I stumbled upon this entertaining Chris Matthews "interview" at Amanda's site. It illustrated something that I was already thinking a lot about in the last few days (especially after venturing in to watch some pundits and "talk shows" on the Democratic primary), namely, that the point of shows like Hardball or roundtable discussions on the Sunday News Programs is to provide a mouthpiece for committed, unwavering, ideologues to get their message out in the airwaves. When Chris Matthews invites both Kevin James (a typical wingnut shock jock) and Mark Green (a "liberal" talk radio person from Air America) to discuss or debate whether Bush's comments to the Knesset were a diss of Obama, he is not really creating the conditions for a give and take, civilized debate where the discussants may come to some agreement. No. Matthews and his ilk (even the Lehrer News Hour is guilty of this) are just giving equal time to opposing ideologues who want to talk louder or more offensively than the other guest in order to get their message heard. Sure. I am not saying anything really new here.
But, I was really thinking through this as I listened to a Tom Ashbrook show wherein he was discussing a book about internet security issues and brought on a policy dude from some think tank. I gave the policy dude the benefit of the doubt at first--thinking that he would offer some nice counterarguments or provide better context for the position. Essentially, what I expected from the policy dude was an analysis that I am used to hearing in Academia--wherein there is greater thoughtfulness about the issue (i.e. the history of the problem, why a single view of the issue misrepresents the phenomenon, what the effects of a policy are, what are the unintended consequences, what are alternative views, or how might we make friendly amendments to X view). This is the world I inhabit and I am grateful. I want to believe that the policy folks at most think tanks operate in the same paradigm as academics do. Some do.
But, by large, with the proliferation of right-of-center think tanks to counteract "academia," the news programs that should be a mode for helping the average informed citizen think better about a particular policy are really just winner-take-all-shout-down-the-opposition forums for commited ideologues. I know I keep using the word ideologue in this post, but that is really what is paraded in front of us these days on the boob tube. Hell, even in blogoland. Just once I would like to see a policy dude deviate from his or her talking points and actually dialogue.

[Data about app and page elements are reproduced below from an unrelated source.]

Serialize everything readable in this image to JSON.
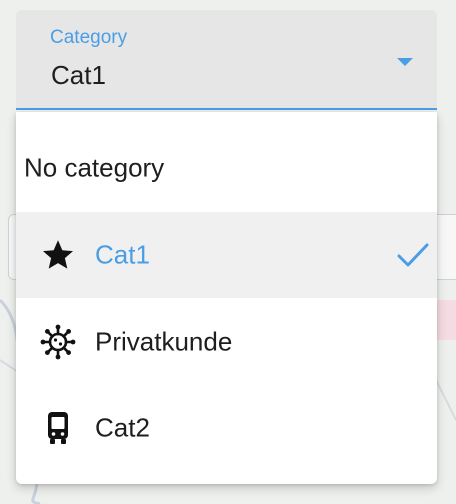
{
  "select": {
    "label": "Category",
    "value": "Cat1",
    "accent_color": "#4a9ee6"
  },
  "menu": {
    "items": [
      {
        "label": "No category",
        "icon": "none",
        "selected": false
      },
      {
        "label": "Cat1",
        "icon": "star-icon",
        "selected": true
      },
      {
        "label": "Privatkunde",
        "icon": "virus-icon",
        "selected": false
      },
      {
        "label": "Cat2",
        "icon": "bus-icon",
        "selected": false
      }
    ]
  }
}
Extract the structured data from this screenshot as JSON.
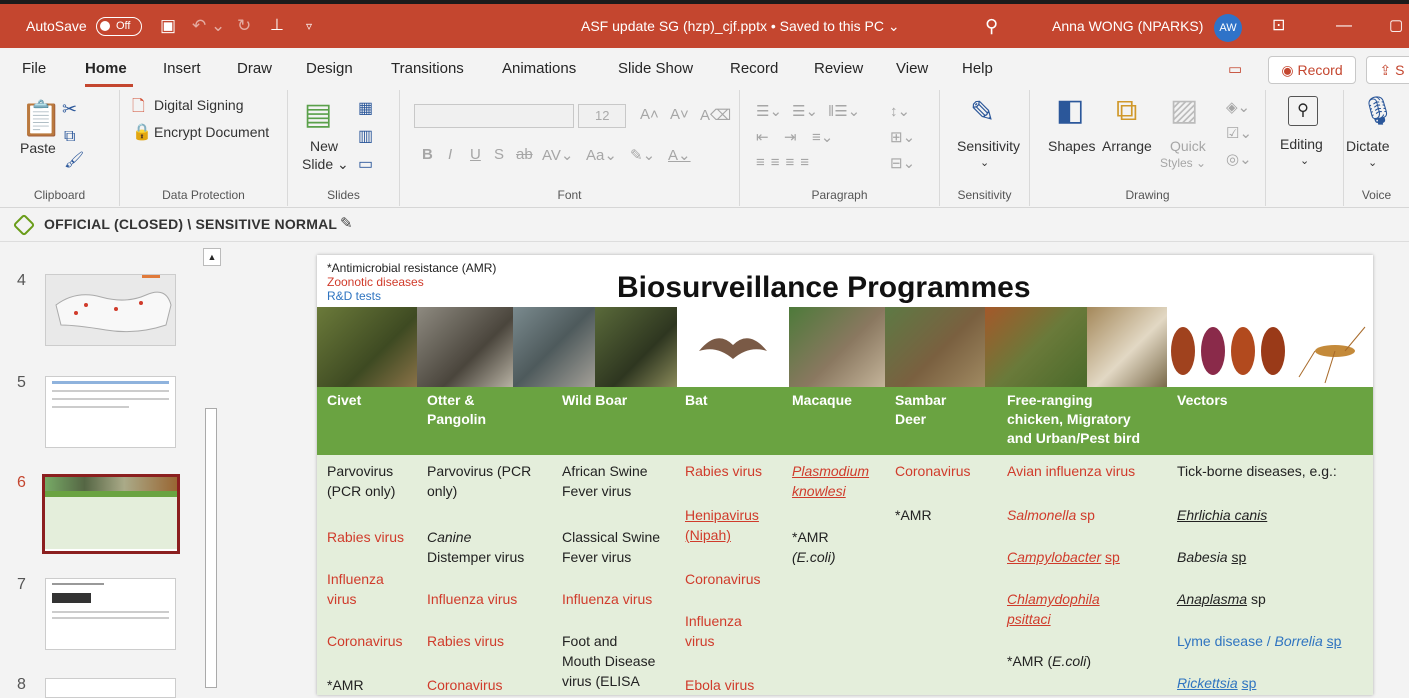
{
  "titlebar": {
    "autosave_label": "AutoSave",
    "autosave_state": "Off",
    "doc_title": "ASF update SG (hzp)_cjf.pptx • Saved to this PC ⌄",
    "user_name": "Anna WONG (NPARKS)",
    "avatar_initials": "AW"
  },
  "menu": {
    "tabs": [
      "File",
      "Home",
      "Insert",
      "Draw",
      "Design",
      "Transitions",
      "Animations",
      "Slide Show",
      "Record",
      "Review",
      "View",
      "Help"
    ],
    "record_button": "◉ Record",
    "share_button": "⇪ S"
  },
  "ribbon": {
    "clipboard": {
      "paste": "Paste",
      "label": "Clipboard"
    },
    "data_protection": {
      "digital_signing": "Digital Signing",
      "encrypt": "Encrypt Document",
      "label": "Data Protection"
    },
    "slides": {
      "new_slide": "New",
      "new_slide2": "Slide ⌄",
      "label": "Slides"
    },
    "font": {
      "size": "12",
      "label": "Font"
    },
    "paragraph": {
      "label": "Paragraph"
    },
    "sensitivity": {
      "button": "Sensitivity",
      "label": "Sensitivity"
    },
    "drawing": {
      "shapes": "Shapes",
      "arrange": "Arrange",
      "quick": "Quick",
      "styles": "Styles ⌄",
      "label": "Drawing"
    },
    "editing": {
      "button": "Editing"
    },
    "voice": {
      "dictate": "Dictate",
      "label": "Voice"
    }
  },
  "sensitivity_bar": {
    "text": "OFFICIAL (CLOSED) \\ SENSITIVE NORMAL"
  },
  "thumbnails": [
    {
      "num": "4"
    },
    {
      "num": "5"
    },
    {
      "num": "6"
    },
    {
      "num": "7"
    },
    {
      "num": "8"
    }
  ],
  "slide": {
    "legend_black": "*Antimicrobial resistance (AMR)",
    "legend_red": "Zoonotic diseases",
    "legend_blue": "R&D tests",
    "title": "Biosurveillance Programmes",
    "headers": {
      "civet": "Civet",
      "otter1": "Otter &",
      "otter2": "Pangolin",
      "boar": "Wild Boar",
      "bat": "Bat",
      "macaque": "Macaque",
      "sambar1": "Sambar",
      "sambar2": "Deer",
      "chicken1": "Free-ranging",
      "chicken2": "chicken, Migratory",
      "chicken3": "and Urban/Pest bird",
      "vectors": "Vectors"
    },
    "civet": [
      "Parvovirus",
      "(PCR only)",
      "Rabies virus",
      "Influenza",
      "virus",
      "Coronavirus",
      "*AMR"
    ],
    "otter": [
      "Parvovirus (PCR",
      "only)",
      "Canine",
      "Distemper virus",
      "Influenza virus",
      "Rabies virus",
      "Coronavirus"
    ],
    "boar": [
      "African Swine",
      "Fever virus",
      "Classical Swine",
      "Fever virus",
      "Influenza virus",
      "Foot and",
      "Mouth Disease",
      "virus (ELISA"
    ],
    "bat": [
      "Rabies virus",
      "Henipavirus",
      "(Nipah)",
      "Coronavirus",
      "Influenza",
      "virus",
      "Ebola virus"
    ],
    "macaque": [
      "Plasmodium",
      "knowlesi",
      "*AMR",
      "(E.coli)"
    ],
    "sambar": [
      "Coronavirus",
      "*AMR"
    ],
    "chicken": [
      "Avian influenza virus",
      "Salmonella",
      "sp",
      "Campylobacter",
      "sp",
      "Chlamydophila",
      "psittaci",
      "*AMR (",
      "E.coli",
      ")"
    ],
    "vectors": [
      "Tick-borne diseases, e.g.:",
      "Ehrlichia canis",
      "Babesia",
      "sp",
      "Anaplasma",
      "sp",
      "Lyme disease / ",
      "Borrelia",
      "sp",
      "Rickettsia",
      "sp"
    ]
  },
  "colors": {
    "accent": "#c4462f",
    "green_header": "#6aa341",
    "zoonotic_red": "#d03b2b",
    "rnd_blue": "#2f74c0"
  }
}
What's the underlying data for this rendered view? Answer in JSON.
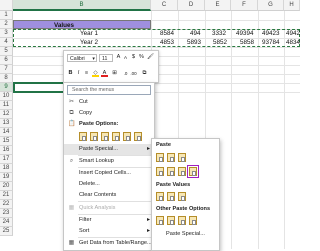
{
  "columns": {
    "b": "B",
    "c": "C",
    "d": "D",
    "e": "E",
    "f": "F",
    "g": "G",
    "h": "H"
  },
  "rows": [
    "1",
    "2",
    "3",
    "4",
    "5",
    "6",
    "7",
    "8",
    "9",
    "10",
    "11",
    "12",
    "13",
    "14",
    "15",
    "16",
    "17",
    "18",
    "19",
    "20",
    "21",
    "22",
    "23",
    "24",
    "25"
  ],
  "sheet": {
    "header_label": "Values",
    "row1_label": "Year 1",
    "row2_label": "Year 2",
    "row1_values": [
      "8584",
      "494",
      "3332",
      "49394",
      "49423",
      "4942"
    ],
    "row2_values": [
      "4853",
      "5893",
      "5852",
      "5858",
      "93784",
      "4834"
    ]
  },
  "mini_toolbar": {
    "font": "Calibri",
    "size": "11",
    "bold": "B",
    "italic": "I"
  },
  "context_menu": {
    "search_placeholder": "Search the menus",
    "cut": "Cut",
    "copy": "Copy",
    "paste_options": "Paste Options:",
    "paste_special": "Paste Special...",
    "smart_lookup": "Smart Lookup",
    "insert_copied": "Insert Copied Cells...",
    "delete": "Delete...",
    "clear": "Clear Contents",
    "quick_analysis": "Quick Analysis",
    "filter": "Filter",
    "sort": "Sort",
    "get_data": "Get Data from Table/Range..."
  },
  "submenu": {
    "paste": "Paste",
    "paste_values": "Paste Values",
    "other": "Other Paste Options",
    "paste_special": "Paste Special..."
  },
  "colors": {
    "header_fill": "#9f8fe0",
    "selection": "#217346",
    "highlight_box": "#a020c0"
  }
}
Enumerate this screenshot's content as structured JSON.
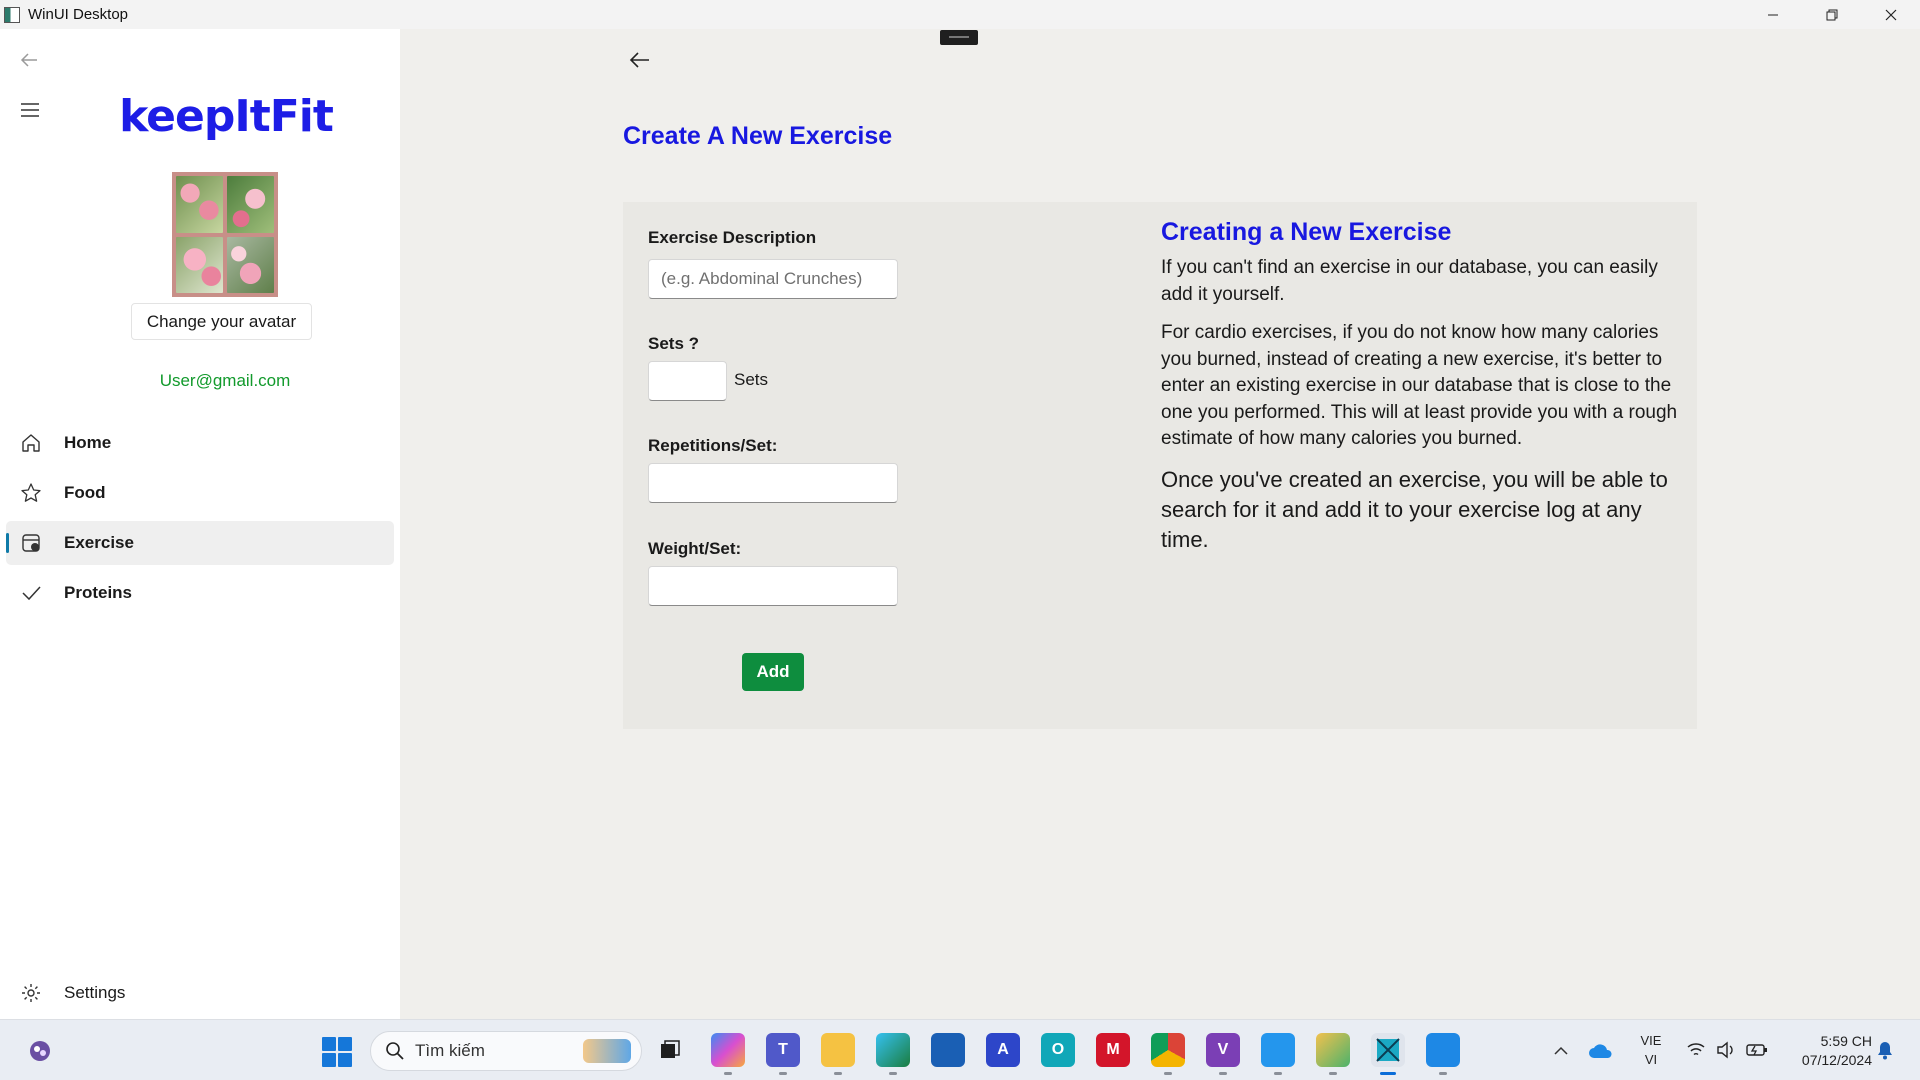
{
  "window": {
    "title": "WinUI Desktop"
  },
  "sidebar": {
    "logo": "keepItFit",
    "avatar_button": "Change your avatar",
    "email": "User@gmail.com",
    "nav": [
      {
        "label": "Home",
        "icon": "home-icon",
        "active": false
      },
      {
        "label": "Food",
        "icon": "star-icon",
        "active": false
      },
      {
        "label": "Exercise",
        "icon": "exercise-icon",
        "active": true
      },
      {
        "label": "Proteins",
        "icon": "check-icon",
        "active": false
      }
    ],
    "settings_label": "Settings"
  },
  "main": {
    "title": "Create A New Exercise",
    "form": {
      "description_label": "Exercise Description",
      "description_placeholder": "(e.g. Abdominal Crunches)",
      "description_value": "",
      "sets_label": "Sets ?",
      "sets_value": "",
      "sets_suffix": "Sets",
      "reps_label": "Repetitions/Set:",
      "reps_value": "",
      "weight_label": "Weight/Set:",
      "weight_value": "",
      "add_label": "Add"
    },
    "help": {
      "title": "Creating a New Exercise",
      "p1": "If you can't find an exercise in our database, you can easily add it yourself.",
      "p2": "For cardio exercises, if you do not know how many calories you burned, instead of creating a new exercise, it's better to enter an existing exercise in our database that is close to the one you performed. This will at least provide you with a rough estimate of how many calories you burned.",
      "p3": "Once you've created an exercise, you will be able to search for it and add it to your exercise log at any time."
    }
  },
  "taskbar": {
    "search_placeholder": "Tìm kiếm",
    "lang_line1": "VIE",
    "lang_line2": "VI",
    "time": "5:59 CH",
    "date": "07/12/2024"
  },
  "colors": {
    "accent_blue": "#1818e0",
    "green": "#0e8d3e",
    "email_green": "#129a2c"
  }
}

Kevin James represents the worst of the ideologues out there: stupid and loud. But, there are far more nuanced and wonkier analysts at places like the Cato Institute or AEI. They sound utterly reasonable, subtle, intellectually honest--but if you listen to them long enough and watch how they function in debates, they never deviate from the core, founding principles of their Think Tank. Their only job is to get their particular ideological message out.
I watched this happen numerous times when I made the bad bad choice to date an analyst from the Cato Institute. Well, maybe it wasn't that bad since I learned a great deal about how this all works. But, what really freaked me out was that my policy dude boyfriend never turned off. Even in private conversations he would refuse to entertain a view that might threaten the core message of Cato: less government, free markets, maximal individualism. I spent months offering up counter arguments to his positions--some quite powerful--and never once did he say "you have a point there." Some of my positions he just dismissed outright. Others he would be a bit threatened by and then go to his boss who would find him some obscure article that would restore his worldview to him. My experience of arguing with policy dude was akin to arguing with the disciple maker dude on our campus turning our lost, smart, socially awkward undergraduates into mouthpieces for Intelligent Design: there is no counterargument that will lead him or his followers to revise their view. Rather, they marshal a bunch of arguments to either muddy the debate or obfuscate the counterargument.
I guess I don't see the point of this kind of public debate or discussion. I think it teaches really bad and uncivilized habits to our children: never consider revising your position when you encounter a powerful counterargument, never consider the possibility that your view or hypothesis is flawed, and, finally, never admit to what you don't know.